Down-regulation of DNMT1 is associated with depletion of Sp1 in parthenolide-treated MV4-11 cells. A, reduced Sp1 protein expression in MV4-11 cells treated with the indicated concentrations of parthenolide for 24 h. B, parthenolide abolishes Sp1 binding to DNMT1 promoter. EMSA was performed with total cell lysate (left) and nuclear extracts (right) prepared from MV4-11 cells treated without parthenolide or decitabine. C, ChIP of DNMT1 gene promoter with Sp1 shows the dissociation of the transcriptional activator Sp1 from the DNMT1 gene promoter.
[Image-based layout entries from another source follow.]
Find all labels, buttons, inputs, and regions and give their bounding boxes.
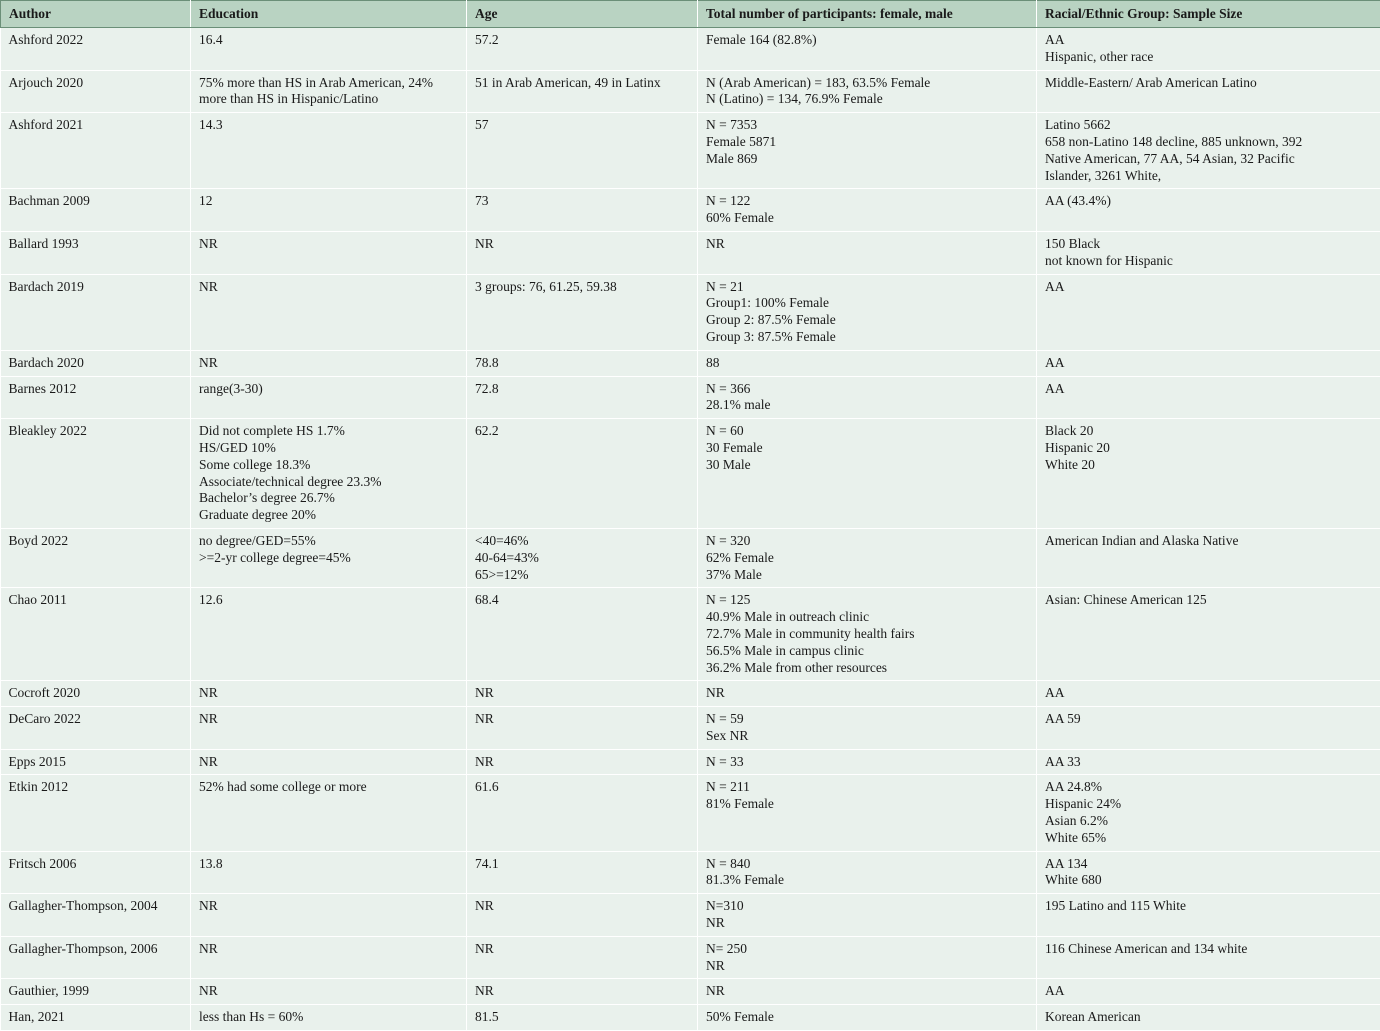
cell-participants: N = 60 30 Female 30 Male [698,419,1037,529]
cell-education: NR [191,274,467,350]
cell-age: 74.1 [467,851,698,894]
cell-racial-ethnic-group: Korean American [1037,1005,1380,1031]
cell-education: range(3-30) [191,376,467,419]
cell-participants: N = 122 60% Female [698,189,1037,232]
header-age: Age [467,1,698,28]
header-education: Education [191,1,467,28]
cell-education: NR [191,979,467,1005]
cell-education: NR [191,936,467,979]
cell-age: <40=46% 40-64=43% 65>=12% [467,528,698,587]
cell-age: 57.2 [467,28,698,71]
cell-participants: NR [698,231,1037,274]
cell-education: 16.4 [191,28,467,71]
cell-participants: NR [698,681,1037,707]
cell-author: Boyd 2022 [1,528,191,587]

D, parthenolide decreases RNA levels of DNMT1, DNMT3a, and DNMT3b in MV4-11 cells for 24 h. Ct, untreated; DAC, decitabine (2.5 μM); Par, parthenolide (10 μM).
Fig. 7.
Fig. 7.
Induction of global DNA hypomethylation by parthenolide in vitro and in vivo and its anti-tumor growth activity. A, global DNA methylation was found to be decreased in K562 and MV4-11 cells, each treated with 5, 10 or 30 μM parthenolide for 24 h. B, the in vivo hypomethylation effect of parthenolide in tumors from MV4-11 xenograft mice following treatment with a single intravenous bolus dose (10 mg/kg) of parthenolide formulated in polyethylene glycol 400, ethanol, and PBS. The global DNA methylation level of the treated tumor tissue is approximately 70% of the control group (p = 0.05), as well as the anti-tumor growth activity of parthenolide on MV4-11-engrafted tumor in nu/nu mice at day 7, after five times daily dosing at 4 mg/kg i.p. (C). The tumor size is approximately 63% of that in control group (p = 0.006). D, the in vivo down-regulation of protein levels of DNMT1 in MV4-11-engrafted tumor tissues collected from nude mice in the anti-tumor growth activity study. DNMT1 protein levels were detected by Western blot.
Fig. 8.
Fig. 8.
Parthenolide induces promoter hypomethylation methylation-silenced genes and their re-expression. A, perturbation of HIN-1 promoter methylation in MCF-7 cells exposed to indicated concentrations of parthenolide. DNA (1 μg) from parthenolide-treated or untreated MCF-7 cells were treated with bisulfite followed by PCR amplification, M.SssI methylation, and digestion to nucleosides. 5mdC and 2dC in the hydrolysates were measured using the LC-MS/MS method, and the ratio of 5mdC to 2dC is used as a DNA methylation indicator. B, hypomethylation activities of parthenolide (10 and 30 μM) and decitabine (0.75 μM) on HIN-1 promoter detected by bisulfite-sequencing. A 15% decrease of the promoter methylation in parthenolide-treated group was found. The solid circles represent methylated CpG loci, and the open circles represent nonmethylated CpG loci. C, parthenolide increased expression of HIN-1 gene in MCF-7 cells treated with parthenolide for the indicated time points and dosages. HIN-1 gene expression was measured by real-time RT-PCR. Conc, untreated; DAC, decitabine (0.75 μM); Par, parthenolide.